Some pituitary tumors can produce an excess of pituitary derived hormones, such as growth hormone and adrenocorticotropic hormone. Excess growth hormone can cause acromegaly, increased size of all body organs with an often dramatic change in appearance, including markedly increased height if it occurs early in life (referred to as Gigantism) and enlargement of thehands and feet with prominence and coarsening of facial features. Cushing disease, due to excess adrenocorticotropic hormone, which stimulates cortisol production from the adrenal glands, tends to cause rapid weight gain, located mostly around the waist with associated stretch marks due to rapid stretching of the skin (typically purple-red in color) and easy bruising. Both acromegaly and Cushing disease are associated with increased morbidity and occasional mortality as they cause diabetes, elevated blood pressure and have adverse effects on the heart.

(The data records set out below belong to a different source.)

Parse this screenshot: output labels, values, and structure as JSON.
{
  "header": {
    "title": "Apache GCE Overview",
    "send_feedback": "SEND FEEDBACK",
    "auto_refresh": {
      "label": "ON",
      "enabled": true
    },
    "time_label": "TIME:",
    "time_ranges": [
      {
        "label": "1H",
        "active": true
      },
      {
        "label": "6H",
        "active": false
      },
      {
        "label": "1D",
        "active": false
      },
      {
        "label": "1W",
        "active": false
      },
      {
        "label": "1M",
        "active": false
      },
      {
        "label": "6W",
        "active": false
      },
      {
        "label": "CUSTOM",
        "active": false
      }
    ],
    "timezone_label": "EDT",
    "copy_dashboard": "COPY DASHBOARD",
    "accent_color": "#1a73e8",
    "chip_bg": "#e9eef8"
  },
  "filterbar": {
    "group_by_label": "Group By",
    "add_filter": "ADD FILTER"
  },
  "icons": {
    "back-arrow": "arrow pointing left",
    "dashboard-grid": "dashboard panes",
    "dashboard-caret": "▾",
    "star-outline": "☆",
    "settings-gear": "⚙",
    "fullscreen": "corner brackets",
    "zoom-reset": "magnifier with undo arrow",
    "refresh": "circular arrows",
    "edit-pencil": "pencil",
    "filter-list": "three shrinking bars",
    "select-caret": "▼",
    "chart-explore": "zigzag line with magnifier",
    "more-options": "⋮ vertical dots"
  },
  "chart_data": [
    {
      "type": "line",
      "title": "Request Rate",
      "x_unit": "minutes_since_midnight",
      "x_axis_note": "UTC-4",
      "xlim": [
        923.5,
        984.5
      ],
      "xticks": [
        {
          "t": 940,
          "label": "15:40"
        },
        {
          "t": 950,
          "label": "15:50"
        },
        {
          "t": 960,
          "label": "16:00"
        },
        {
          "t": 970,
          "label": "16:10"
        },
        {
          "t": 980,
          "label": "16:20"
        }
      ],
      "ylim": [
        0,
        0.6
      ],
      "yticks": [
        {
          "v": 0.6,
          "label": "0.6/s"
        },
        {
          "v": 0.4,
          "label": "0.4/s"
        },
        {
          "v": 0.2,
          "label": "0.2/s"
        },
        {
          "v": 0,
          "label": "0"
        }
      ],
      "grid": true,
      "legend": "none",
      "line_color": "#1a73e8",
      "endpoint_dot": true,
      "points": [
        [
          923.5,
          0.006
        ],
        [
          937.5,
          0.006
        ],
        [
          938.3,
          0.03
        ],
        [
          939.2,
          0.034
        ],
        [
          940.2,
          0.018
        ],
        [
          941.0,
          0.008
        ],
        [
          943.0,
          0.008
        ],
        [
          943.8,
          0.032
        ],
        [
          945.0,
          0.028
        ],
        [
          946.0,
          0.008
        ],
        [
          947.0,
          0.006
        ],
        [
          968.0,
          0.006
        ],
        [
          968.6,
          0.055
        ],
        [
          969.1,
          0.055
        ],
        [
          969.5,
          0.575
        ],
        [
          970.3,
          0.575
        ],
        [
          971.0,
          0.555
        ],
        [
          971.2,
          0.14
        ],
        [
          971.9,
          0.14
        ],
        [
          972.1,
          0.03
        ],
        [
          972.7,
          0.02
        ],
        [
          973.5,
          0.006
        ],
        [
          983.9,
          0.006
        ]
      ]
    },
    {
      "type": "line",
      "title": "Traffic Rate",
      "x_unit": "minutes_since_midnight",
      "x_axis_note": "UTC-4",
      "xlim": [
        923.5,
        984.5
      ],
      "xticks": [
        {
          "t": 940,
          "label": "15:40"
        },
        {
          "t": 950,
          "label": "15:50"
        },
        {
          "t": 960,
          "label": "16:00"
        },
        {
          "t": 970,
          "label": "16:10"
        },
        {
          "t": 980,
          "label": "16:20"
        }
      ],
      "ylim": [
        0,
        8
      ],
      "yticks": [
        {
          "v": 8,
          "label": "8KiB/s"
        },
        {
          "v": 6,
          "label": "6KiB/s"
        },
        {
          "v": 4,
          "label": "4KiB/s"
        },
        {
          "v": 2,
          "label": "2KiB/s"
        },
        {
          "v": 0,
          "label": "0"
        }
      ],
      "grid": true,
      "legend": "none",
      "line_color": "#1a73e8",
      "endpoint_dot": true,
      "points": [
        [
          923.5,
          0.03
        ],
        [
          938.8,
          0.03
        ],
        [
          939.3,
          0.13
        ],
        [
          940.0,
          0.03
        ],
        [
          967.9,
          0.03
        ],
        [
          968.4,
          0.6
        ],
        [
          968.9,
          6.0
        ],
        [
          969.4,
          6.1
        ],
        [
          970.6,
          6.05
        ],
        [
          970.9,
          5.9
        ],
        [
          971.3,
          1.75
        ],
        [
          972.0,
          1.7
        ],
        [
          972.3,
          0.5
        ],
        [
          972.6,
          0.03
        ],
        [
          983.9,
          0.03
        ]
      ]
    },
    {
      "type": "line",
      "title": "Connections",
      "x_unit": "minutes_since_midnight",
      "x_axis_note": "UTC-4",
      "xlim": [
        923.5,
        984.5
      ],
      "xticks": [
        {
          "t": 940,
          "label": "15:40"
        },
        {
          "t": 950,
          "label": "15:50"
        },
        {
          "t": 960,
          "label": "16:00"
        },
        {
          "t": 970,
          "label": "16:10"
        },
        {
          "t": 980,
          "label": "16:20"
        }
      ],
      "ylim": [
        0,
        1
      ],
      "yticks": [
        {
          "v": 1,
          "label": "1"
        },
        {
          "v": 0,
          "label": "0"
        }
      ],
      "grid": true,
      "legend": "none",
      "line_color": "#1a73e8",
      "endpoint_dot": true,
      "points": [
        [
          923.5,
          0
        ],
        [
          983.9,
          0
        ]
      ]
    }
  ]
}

A pituitary tumor is an abnormal growth found in your pituitary gland. The pituitary gland is a very small endocrine gland that oversees your body's hormonal system. It is found at the base of a person's brain. A pituitary tumor can alter the balance of the hormonal system. With such tumors, the pituitary gland will often either produce an excess amount of particular hormones or produce a decreased amount of hormones.

Pituitary tumors are abnormal growths of cells found in the pituitary gland. They are not brain tumors. Benign tumors, called adenomas, are the most common cause of pituitary disorders. They grow slowly and do not spread to other parts of the body. Although they are not cancer, some pituitary tumors can cause harm because they compress and damage normal pituitary tissue, interfering with hormone production, thus causing the pituitary gland to produce excess or reduced levels of hormones—which in turn causes problems throughout the body.

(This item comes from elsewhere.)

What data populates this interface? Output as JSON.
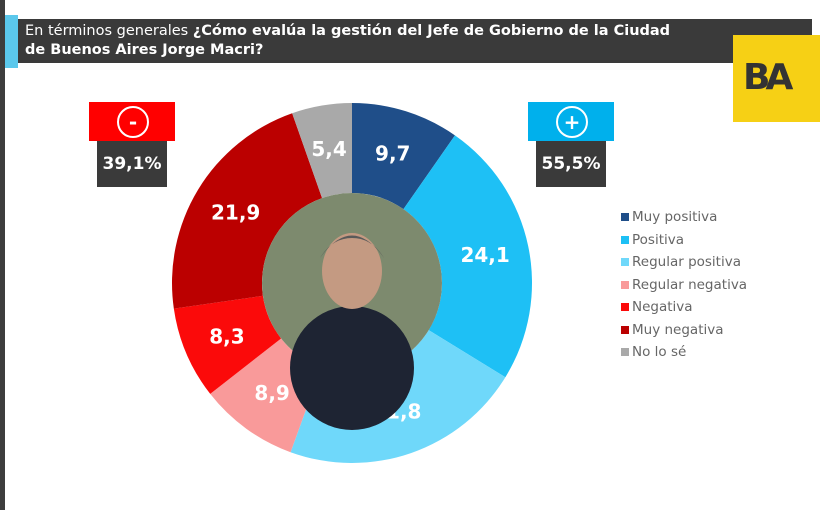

Some pituitary tumors grow large enough to press on or invade surrounding structures such as the optic nerve, causing loss of vision, for example. It is estimated that 10-25 percent of the US population has some form of small pituitary tumor, an adenoma 2-3mm, but most of these people suffer no ill effects from the tumor. Although they can occur in any age patient, most of the tumors are found in older people and are more common in women than in men. The causes for the vast majority of pituitary tumors are unknown.

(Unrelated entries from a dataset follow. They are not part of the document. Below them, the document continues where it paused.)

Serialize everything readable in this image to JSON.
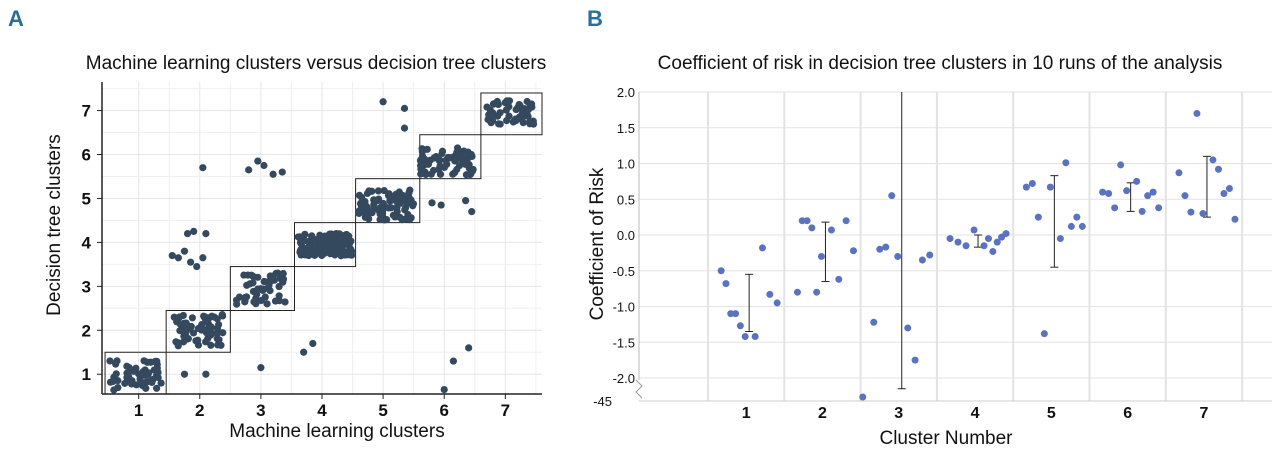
{
  "panels": {
    "a": "A",
    "b": "B"
  },
  "chart_data": [
    {
      "type": "scatter",
      "panel": "A",
      "title": "Machine learning clusters versus decision tree clusters",
      "xlabel": "Machine learning clusters",
      "ylabel": "Decision tree clusters",
      "xlim": [
        0.4,
        7.6
      ],
      "ylim": [
        0.55,
        7.65
      ],
      "xticks": [
        1,
        2,
        3,
        4,
        5,
        6,
        7
      ],
      "yticks": [
        1,
        2,
        3,
        4,
        5,
        6,
        7
      ],
      "grid": true,
      "point_color": "#34495e",
      "boxes": [
        {
          "x": [
            0.45,
            1.45
          ],
          "y": [
            0.55,
            1.5
          ]
        },
        {
          "x": [
            1.45,
            2.5
          ],
          "y": [
            1.5,
            2.45
          ]
        },
        {
          "x": [
            2.5,
            3.55
          ],
          "y": [
            2.45,
            3.45
          ]
        },
        {
          "x": [
            3.55,
            4.55
          ],
          "y": [
            3.45,
            4.45
          ]
        },
        {
          "x": [
            4.55,
            5.6
          ],
          "y": [
            4.45,
            5.45
          ]
        },
        {
          "x": [
            5.6,
            6.6
          ],
          "y": [
            5.45,
            6.45
          ]
        },
        {
          "x": [
            6.6,
            7.6
          ],
          "y": [
            6.45,
            7.4
          ]
        }
      ],
      "clusters": [
        {
          "cx": 0.95,
          "cy": 1.0,
          "n": 55,
          "sx": 0.42,
          "sy": 0.36
        },
        {
          "cx": 1.98,
          "cy": 2.0,
          "n": 60,
          "sx": 0.4,
          "sy": 0.36
        },
        {
          "cx": 3.0,
          "cy": 2.95,
          "n": 50,
          "sx": 0.4,
          "sy": 0.36
        },
        {
          "cx": 4.05,
          "cy": 3.95,
          "n": 150,
          "sx": 0.44,
          "sy": 0.26
        },
        {
          "cx": 5.05,
          "cy": 4.85,
          "n": 85,
          "sx": 0.45,
          "sy": 0.34
        },
        {
          "cx": 6.05,
          "cy": 5.85,
          "n": 70,
          "sx": 0.44,
          "sy": 0.32
        },
        {
          "cx": 7.1,
          "cy": 6.95,
          "n": 55,
          "sx": 0.4,
          "sy": 0.28
        }
      ],
      "outliers": [
        [
          1.55,
          3.7
        ],
        [
          1.65,
          3.65
        ],
        [
          1.75,
          3.8
        ],
        [
          1.8,
          4.2
        ],
        [
          1.9,
          4.25
        ],
        [
          2.1,
          4.2
        ],
        [
          1.85,
          3.55
        ],
        [
          2.05,
          3.65
        ],
        [
          1.95,
          3.45
        ],
        [
          2.05,
          5.7
        ],
        [
          2.8,
          5.65
        ],
        [
          2.95,
          5.85
        ],
        [
          3.05,
          5.75
        ],
        [
          3.2,
          5.55
        ],
        [
          3.35,
          5.6
        ],
        [
          1.75,
          1.0
        ],
        [
          2.1,
          1.0
        ],
        [
          3.0,
          1.15
        ],
        [
          3.7,
          1.5
        ],
        [
          3.85,
          1.7
        ],
        [
          5.0,
          7.2
        ],
        [
          5.35,
          7.05
        ],
        [
          5.35,
          6.6
        ],
        [
          6.0,
          0.65
        ],
        [
          6.15,
          1.3
        ],
        [
          6.4,
          1.6
        ],
        [
          5.8,
          4.9
        ],
        [
          5.95,
          4.85
        ],
        [
          6.35,
          4.95
        ],
        [
          6.45,
          4.7
        ]
      ]
    },
    {
      "type": "scatter",
      "panel": "B",
      "title": "Coefficient of risk in decision tree clusters in 10 runs of the analysis",
      "xlabel": "Cluster Number",
      "ylabel": "Coefficient of Risk",
      "xlim": [
        0.5,
        7.5
      ],
      "ylim": [
        -2.25,
        2.0
      ],
      "yticks": [
        "2.0",
        "1.5",
        "1.0",
        "0.5",
        "0.0",
        "-0.5",
        "-1.0",
        "-1.5",
        "-2.0"
      ],
      "axis_break_label": "-45",
      "categories": [
        "1",
        "2",
        "3",
        "4",
        "5",
        "6",
        "7"
      ],
      "grid": true,
      "point_color": "#5b72c0",
      "points": [
        [
          [
            -0.5,
            -0.68,
            -1.1,
            -1.1,
            -1.27,
            -1.42
          ],
          [
            -1.42,
            -0.18,
            -0.83,
            -0.95
          ]
        ],
        [
          [
            -0.8,
            0.2,
            0.2,
            0.1,
            -0.8,
            -0.3
          ],
          [
            0.07,
            -0.62,
            0.2,
            -0.22
          ]
        ],
        [
          [
            -1.22,
            -0.2,
            -0.17,
            0.55,
            -0.3
          ],
          [
            -1.3,
            -1.75,
            -0.35,
            -0.28
          ]
        ],
        [
          [
            -0.05,
            -0.1,
            -0.15,
            0.07
          ],
          [
            -0.15,
            -0.05,
            -0.23,
            -0.1,
            -0.03,
            0.02
          ]
        ],
        [
          [
            0.67,
            0.72,
            0.25,
            -1.38,
            0.67
          ],
          [
            -0.05,
            1.01,
            0.12,
            0.25,
            0.12
          ]
        ],
        [
          [
            0.6,
            0.58,
            0.38,
            0.98,
            0.62
          ],
          [
            0.75,
            0.33,
            0.55,
            0.6,
            0.38
          ]
        ],
        [
          [
            0.87,
            0.55,
            0.32,
            1.7,
            0.3
          ],
          [
            1.05,
            0.92,
            0.58,
            0.65,
            0.22
          ]
        ]
      ],
      "below_break_points": [
        {
          "cluster": 3,
          "offset": -0.45
        }
      ],
      "error_bars": [
        {
          "cluster": 1,
          "low": -1.35,
          "high": -0.55
        },
        {
          "cluster": 2,
          "low": -0.65,
          "high": 0.18
        },
        {
          "cluster": 3,
          "low": -2.15,
          "high": 2.0
        },
        {
          "cluster": 4,
          "low": -0.17,
          "high": 0.0
        },
        {
          "cluster": 5,
          "low": -0.45,
          "high": 0.83
        },
        {
          "cluster": 6,
          "low": 0.33,
          "high": 0.73
        },
        {
          "cluster": 7,
          "low": 0.25,
          "high": 1.1
        }
      ]
    }
  ]
}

Other tumors that appear in this area, called the sellar/parasellar region, include craniopharyngiomas, germ cell tumors, and epidermoid cysts, which are tumors that arise from developmental cells; meningiomas, tumors of the protective covering of the brain; gliomas, tumors that arise from the supporting cells in the brain; and metastatic tumors that originate in another part of the body and spread to the brain.
Donna Hill Howes, RN
Family Medicine

The pituitary is a small, pea-sized gland that hangs from the hypothalamus -- a structure at the base of the brain -- by a thread-like stalk that contains both blood vessels and nerves. The pituitary gland controls the system of hormones in the body that regulate growth, metabolism, the stress response, and functions of the sex organs via the thyroid gland, adrenal gland, ovaries, and testes. A pituitary tumor is an abnormal growth of cells within the pituitary gland. Most pituitary tumors are benign, which means they are noncancerous, grow slowly, and do not spread to other parts of the body. However, they can make the pituitary gland produce too many hormones, which can cause problems in the body. Tumors that make hormones are called functioning tumors, and they can cause a wide array of symptoms depending on the hormone affected. Tumors that don't make hormones are called nonfunctioning tumors. Their symptoms are directly related to their growth in size and include headaches, vision problems, nausea, and vomiting. Diseases related to hormone abnormalities include Cushing's disease -- in which fat builds up in the face, back, and chest and the arms and legs become very thin -- and acromegaly, a condition in which the hands, feet, and face are larger than normal. Pituitary hormones that impact sex hormones, such as estrogen and testosterone, can make a woman produce breast milk even though she is not pregnant or nursing or can cause a man to lose his sex drive or lower his sperm count. Pituitary tumors often go undiagnosed because their symptoms resemble those of so many other more common diseases.

This answer is based on source information from the National Institute of Neurological Disorders and Stroke.